Шрифт:
Интервал:
Закладка:
Уже и новогодние праздники с Рождеством минули, а всё длится, наивными детскими шариком перекатываясь из дня в день, это «чуть-чуть». Новый год она отказалась встретить вместе с ним, а он так надеялся, так увещевал, обещая:
– Хочешь, вселенский бал для тебя закачу? В Доме культуры, у меня там товарищ работает. И ты будешь на балу королевой!
Ещё обещал шикарный стол с шампанским и весёлую компанию друзей и родственников. Но она сдержанно ответила:
– Спасибо, большое спасибо. Не могу, не могу. Извините.
И он, уговаривая, на колени опустился перед ней, прилюдно, на улице, на самой главной – Карла Маркса, да на глазах у постового милиционера.
– Не поднимусь, пока не скажите «да»! – заявил он, и даже – шапку прочь с головы.
Она нешуточно испугалась, тем более милиционер важно, а может, сердито напыжился. И, чтобы Леонардо поднялся, обманула его: сказала, что должна срочно уехать к тяжело больному родственнику в деревню; и что-то ещё в путанной легковесности наплелось. Поднялся, развёл руками, спросил:
– Вас проводить?
– Спасибо, не надо.
– Что ж, с наступающим вас. – И поплёлся восвояси.
Два праздничных новогодних дня провела дома в заперти одиночества и мыслей. Читала, мечтала, молилась, но и верный, работящий зингер её потрудился на славу в перешивках, придумках, примерках. Из журнала мод взяла чертёж выкройки и сшила «умопомрачительный» костюм-двойку, которые только-только пришли в страну из каких-то западных далей какого-то, возможно, другого человечества.

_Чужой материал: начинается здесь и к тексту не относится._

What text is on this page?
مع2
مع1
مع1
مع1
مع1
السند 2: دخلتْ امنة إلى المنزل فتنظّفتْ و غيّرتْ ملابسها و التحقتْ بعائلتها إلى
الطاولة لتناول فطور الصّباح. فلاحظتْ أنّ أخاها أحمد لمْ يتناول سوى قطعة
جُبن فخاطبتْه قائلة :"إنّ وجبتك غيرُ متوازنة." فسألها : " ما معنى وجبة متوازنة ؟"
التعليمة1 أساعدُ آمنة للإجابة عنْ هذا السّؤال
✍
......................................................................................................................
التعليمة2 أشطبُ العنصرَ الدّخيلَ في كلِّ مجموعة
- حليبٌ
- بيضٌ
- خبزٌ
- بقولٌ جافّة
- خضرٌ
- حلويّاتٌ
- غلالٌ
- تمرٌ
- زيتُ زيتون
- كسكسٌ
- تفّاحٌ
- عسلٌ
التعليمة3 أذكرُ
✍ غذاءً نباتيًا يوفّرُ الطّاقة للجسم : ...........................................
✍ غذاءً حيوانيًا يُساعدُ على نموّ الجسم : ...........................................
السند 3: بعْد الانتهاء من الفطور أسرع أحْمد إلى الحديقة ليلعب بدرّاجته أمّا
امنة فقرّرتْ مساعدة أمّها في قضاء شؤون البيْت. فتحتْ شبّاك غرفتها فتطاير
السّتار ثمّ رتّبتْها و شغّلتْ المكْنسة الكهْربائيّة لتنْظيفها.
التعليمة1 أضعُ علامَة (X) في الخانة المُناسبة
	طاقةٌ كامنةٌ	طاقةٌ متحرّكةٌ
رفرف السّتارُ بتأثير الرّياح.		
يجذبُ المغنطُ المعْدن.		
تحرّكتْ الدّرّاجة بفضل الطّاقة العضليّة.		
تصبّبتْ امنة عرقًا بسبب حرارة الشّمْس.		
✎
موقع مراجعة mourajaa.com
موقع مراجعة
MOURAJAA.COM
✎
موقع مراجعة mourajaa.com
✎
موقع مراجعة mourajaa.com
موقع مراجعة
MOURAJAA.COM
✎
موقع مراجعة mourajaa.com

Кружила перед зеркалом, и оно, казалось, в благодарность за проявляемое к нему, старику, внимание, чище и четче обычного являло её образ, как-то так чудодейственно сбавивши свою туманистую поволоку десятилетий и событий века. А являл он Екатерину в этой «умопомрачительной» узкой юбке и полуприлегающем жакете без лацканов – принадлежности уходящего стиля, но с накладными карманами – «писком» нового пошиба. По телесным ощущениям – узкó, ужасно узкó, да и непрактично – страсть! Однако фигура высветилась в зеркале изящно стройной, нездешней статуэткой, и ею хотелось любоваться.
– Эй, старина, ты мне льстишь, что ли?
Зеркало по-стариковски тяжеловесно молчало, но и светилось, как начищенный к празднику самовар.

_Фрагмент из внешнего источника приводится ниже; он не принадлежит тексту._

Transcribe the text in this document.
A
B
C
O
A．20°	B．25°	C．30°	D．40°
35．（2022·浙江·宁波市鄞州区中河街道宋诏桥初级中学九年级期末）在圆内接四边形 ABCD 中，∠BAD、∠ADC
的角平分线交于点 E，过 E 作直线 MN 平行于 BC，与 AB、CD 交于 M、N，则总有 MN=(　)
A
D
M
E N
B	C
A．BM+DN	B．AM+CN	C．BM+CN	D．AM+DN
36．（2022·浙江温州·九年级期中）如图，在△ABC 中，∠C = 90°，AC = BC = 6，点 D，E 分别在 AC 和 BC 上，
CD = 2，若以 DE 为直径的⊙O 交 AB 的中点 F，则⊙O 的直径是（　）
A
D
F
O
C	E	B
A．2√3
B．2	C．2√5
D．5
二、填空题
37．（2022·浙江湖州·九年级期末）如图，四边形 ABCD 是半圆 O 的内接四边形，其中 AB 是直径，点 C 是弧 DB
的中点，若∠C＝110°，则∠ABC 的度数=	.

«Какие мы, женщины, всё же обезьянки, кривляки, жеманницы. Но… Но! Зачем шью, кого обольщать собираюсь?»
«Да не обманывай ты себя! Хочешь нравиться мужчине? Ну так нравься! А не будь коровой на коньках».
«О-хо-хо!»
«Хитрая, но глупая баба, вот кто ты».
«Ругай, ругай, может, поумнею».
«Сомневаюсь!»
Подошла к Державной, золотцевато осиянной с Сыном светом лампадки. Опустилась на колени и потянула тоненько-тоненько, как ребёнок:
– Богородице Дево, радуйся, Благодатная Марие, Господь с Тобою. Благословена Ты в жёнах и благословен плод чрева Твоего, яко Спаса родила еси душ наших…
И пел её голос, и пела всякая жилка, как струнка, её души. А за окном кто-то шало начал палить из ружья, и бабахнула ракета, а следом – вторая и третья, со свистом и плеском света уносясь в небо. И засмеялись, и ликованием огласили люди округу. Поняла: Новый год пришёл, новый год жизни и судьбы – и для неё, и для её соседей, и для всей страны, и для всего мира, конечно, тоже, тоже. Оделась торопко, нырнула ногами в валенки, выбежала на улицу – хотелось быть с людьми, радоваться их радостями, а если что – так горевать их горестями. В сердце её, будто бы благозвон, звучало: всем вместе быть, в единстве быть, всегда, как бы не поворотилась жизнь.
К ледяной горке побежала, где у высоко-жердистого, щедро искрящегося костра тормошился, горлопанил, прыгал, толкался люд, детский и взрослый. По яру к самому льду Иркута была налита мужиками и детворой, ещё в начале декабря, эта горка, и люди сейчас на санках, на коньках-снегурках, на шкурах-ледянках и на чём попадя, порой просто сломя голову кидались вниз, чтоб пронестись с ветерком, с подпрыгами на кочках, с визгом, смехом, гоготом, со взаимными подначками и толканиями. И Екатерина, не раздумывая, с ходу устремилась вместе со всеми вниз. Упрямо стояла, уверенная: «Ну уж нет: не упаду, ни за что!» Полетела во тьму, в снега, в кручи с ухабинами и буграми. Однако уже через какие-то секунды – вчетвером-впятером с кем-то неслась кубарем. Наголосилась, набарахталась от души, как в детстве бывало, когда с ребятнёй каталась с горки у Ангары.
– С Новым годом!
– С новым счастьем! – слышала отовсюду.
И сама привечала-здравила, знакомых и незнакомых людей, но всех ощущала близкими себе, сродственными своей душе и жизни.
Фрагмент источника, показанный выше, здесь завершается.